We could categorize meditation in different ways, but today I’ll make the distinction between concentration/focused-attention practices and open-monitoring/choiceless-awareness/vipassana/insight practices.
As the name implies, concentration practices have you place and repeatedly return your wandering attention to an object of meditation. This may involve looking at an object, visualizing an image in your mind, or focusing on a sensation. The Short Sitting Meditation and Long Sitting Meditation (also known as Shamatha, or “calm abiding” Meditation) on this website are concentration practices focused on breathing in the body. While we are placing our attention on an object of attention that is dynamic vs. static, this approach helps us get grounded, focused, and calm.
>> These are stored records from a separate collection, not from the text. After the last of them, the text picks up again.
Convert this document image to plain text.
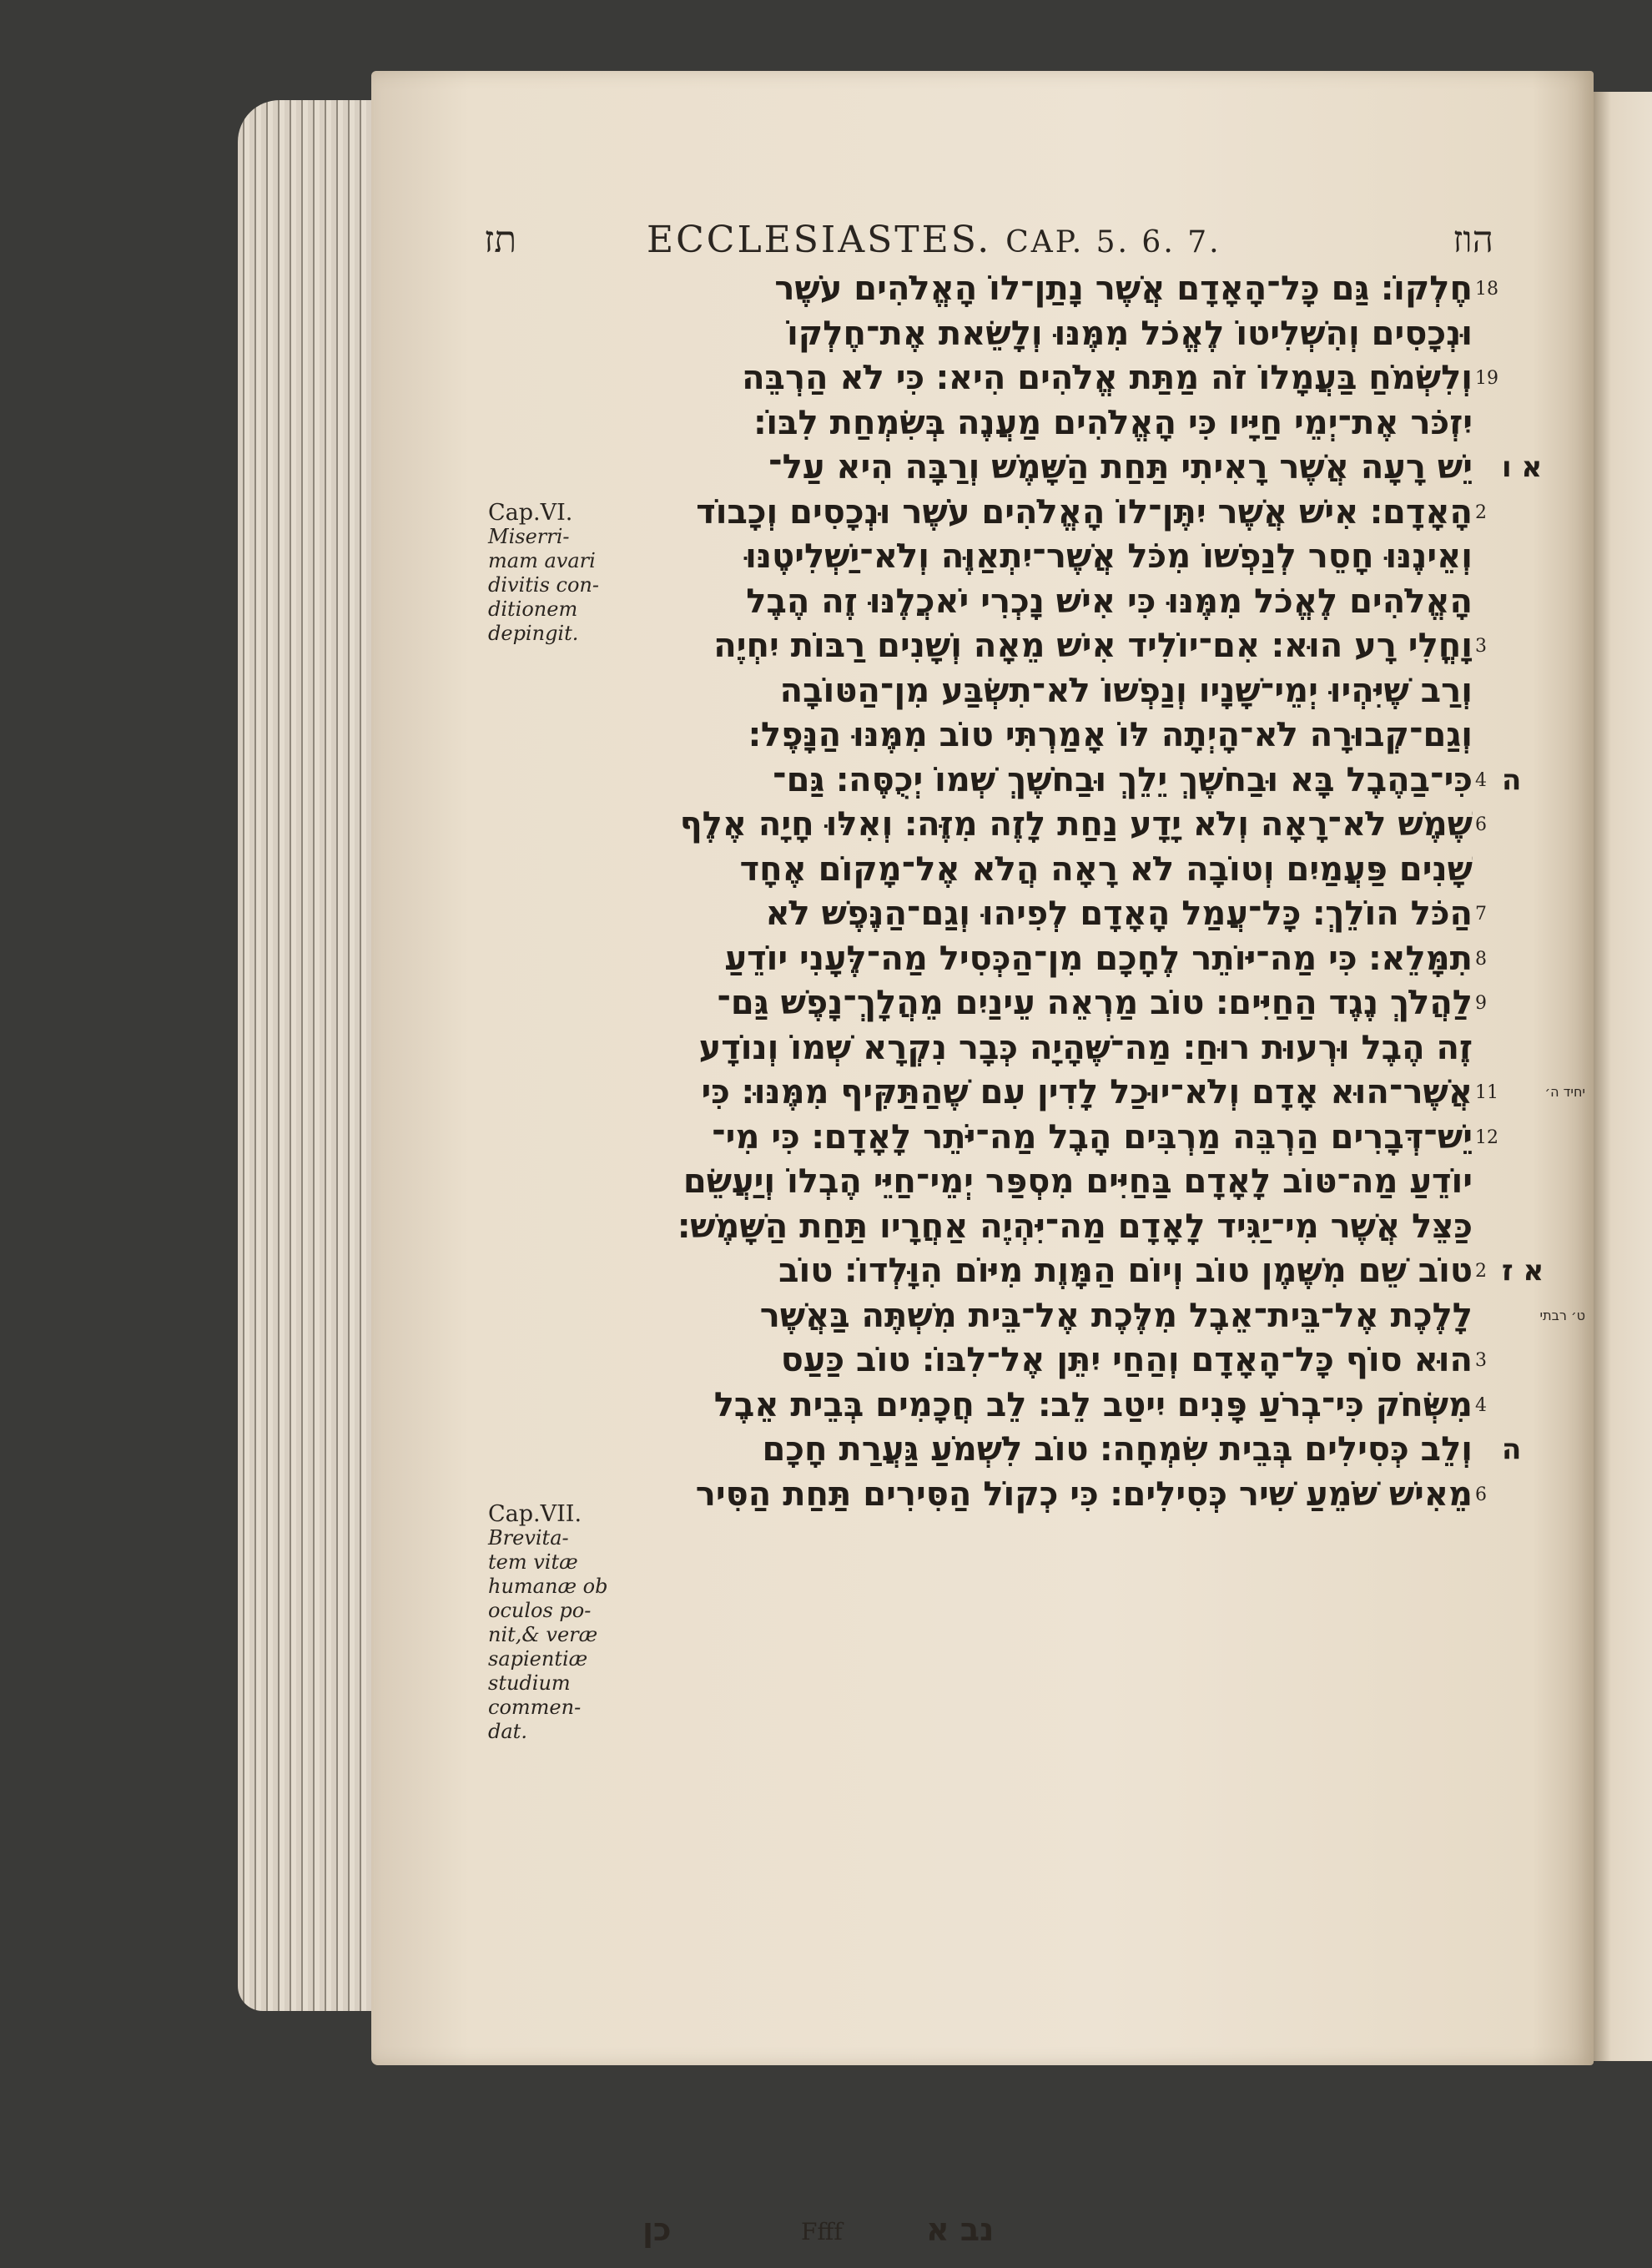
תז	ECCLESIASTES. CAP. 5. 6. 7.	הוז
Cap.VI.
Miserri-
mam avari
divitis con-
ditionem
depingit.
Cap.VII.
Brevita-
tem vitæ
humanæ ob
oculos po-
nit,& veræ
sapientiæ
studium
commen-
dat.
חֶלְקוֹ׃ גַּם כָּל־הָאָדָם אֲשֶׁר נָתַן־לוֹ הָאֱלֹהִים עֹשֶׁר 18
וּנְכָסִים וְהִשְׁלִיטוֹ לֶאֱכֹל מִמֶּנּוּ וְלָשֵׂאת אֶת־חֶלְקוֹ
וְלִשְׂמֹחַ בַּעֲמָלוֹ זֹה מַתַּת אֱלֹהִים הִיא׃ כִּי לֹא הַרְבֵּה 19
יִזְכֹּר אֶת־יְמֵי חַיָּיו כִּי הָאֱלֹהִים מַעֲנֶה בְּשִׂמְחַת לִבּוֹ׃
יֵשׁ רָעָה אֲשֶׁר רָאִיתִי תַּחַת הַשָּׁמֶשׁ וְרַבָּה הִיא עַל־ א ו
הָאָדָם׃ אִישׁ אֲשֶׁר יִתֶּן־לוֹ הָאֱלֹהִים עֹשֶׁר וּנְכָסִים וְכָבוֹד 2
וְאֵינֶנּוּ חָסֵר לְנַפְשׁוֹ מִכֹּל אֲשֶׁר־יִתְאַוֶּה וְלֹא־יַשְׁלִיטֶנּוּ
הָאֱלֹהִים לֶאֱכֹל מִמֶּנּוּ כִּי אִישׁ נָכְרִי יֹאכֲלֶנּוּ זֶה הֶבֶל
וָחֳלִי רָע הוּא׃ אִם־יוֹלִיד אִישׁ מֵאָה וְשָׁנִים רַבּוֹת יִחְיֶה 3
וְרַב שֶׁיִּהְיוּ יְמֵי־שָׁנָיו וְנַפְשׁוֹ לֹא־תִשְׂבַּע מִן־הַטּוֹבָה
וְגַם־קְבוּרָה לֹא־הָיְתָה לּוֹ אָמַרְתִּי טוֹב מִמֶּנּוּ הַנָּפֶל׃
כִּי־בַהֶבֶל בָּא וּבַחֹשֶׁךְ יֵלֵךְ וּבַחֹשֶׁךְ שְׁמוֹ יְכֻסֶּה׃ גַּם־ 4 ה
שֶׁמֶשׁ לֹא־רָאָה וְלֹא יָדָע נַחַת לָזֶה מִזֶּה׃ וְאִלּוּ חָיָה אֶלֶף 6
שָׁנִים פַּעֲמַיִם וְטוֹבָה לֹא רָאָה הֲלֹא אֶל־מָקוֹם אֶחָד
הַכֹּל הוֹלֵךְ׃ כָּל־עֲמַל הָאָדָם לְפִיהוּ וְגַם־הַנֶּפֶשׁ לֹא 7
תִמָּלֵא׃ כִּי מַה־יּוֹתֵר לֶחָכָם מִן־הַכְּסִיל מַה־לֶּעָנִי יוֹדֵעַ 8
לַהֲלֹךְ נֶגֶד הַחַיִּים׃ טוֹב מַרְאֵה עֵינַיִם מֵהֲלָךְ־נָפֶשׁ גַּם־ 9
זֶה הֶבֶל וּרְעוּת רוּחַ׃ מַה־שֶּׁהָיָה כְּבָר נִקְרָא שְׁמוֹ וְנוֹדָע
אֲשֶׁר־הוּא אָדָם וְלֹא־יוּכַל לָדִין עִם שֶׁהַתַּקִּיף מִמֶּנּוּ׃ כִּי 11	יחיד ה׳
יֵשׁ־דְּבָרִים הַרְבֵּה מַרְבִּים הָבֶל מַה־יֹּתֵר לָאָדָם׃ כִּי מִי־ 12
יוֹדֵעַ מַה־טּוֹב לָאָדָם בַּחַיִּים מִסְפַּר יְמֵי־חַיֵּי הֶבְלוֹ וְיַעֲשֵׂם
כַּצֵּל אֲשֶׁר מִי־יַגִּיד לָאָדָם מַה־יִּהְיֶה אַחֲרָיו תַּחַת הַשָּׁמֶשׁ׃
טוֹב שֵׁם מִשֶּׁמֶן טוֹב וְיוֹם הַמָּוֶת מִיּוֹם הִוָּלְדוֹ׃ טוֹב 2 א ז
לָלֶכֶת אֶל־בֵּית־אֵבֶל מִלֶּכֶת אֶל־בֵּית מִשְׁתֶּה בַּאֲשֶׁר	ט׳ רבתי
הוּא סוֹף כָּל־הָאָדָם וְהַחַי יִתֵּן אֶל־לִבּוֹ׃ טוֹב כַּעַס 3
מִשְּׂחֹק כִּי־בְרֹעַ פָּנִים יִיטַב לֵב׃ לֵב חֲכָמִים בְּבֵית אֵבֶל 4
וְלֵב כְּסִילִים בְּבֵית שִׂמְחָה׃ טוֹב לִשְׁמֹעַ גַּעֲרַת חָכָם ה
מֵאִישׁ שֹׁמֵעַ שִׁיר כְּסִילִים׃ כִּי כְקוֹל הַסִּירִים תַּחַת הַסִּיר 6
כן	Ffff	נב א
I think it is important to build a foundation in concentration practice, and you can always return to a strict concentration practice for a particular sitting period or a longer stretch of time when you need to get more calm and focused. This approach, however, doesn’t deepen mindfulness, and help you meet and digest more of your world and your experience. Consequently, I encourage people to eventually learn Choiceless-Awareness or Vipassana Meditation. (See the Choiceless-Awareness Warmup and Choiceless-Awareness Meditation here). In this approach, we open up our awareness to allow whatever comes to our attention to be an object of meditation—sensations, emotions, sounds, thoughts. This type of meditation allows for more insight, energy, inquiry, and engagement with the outside world.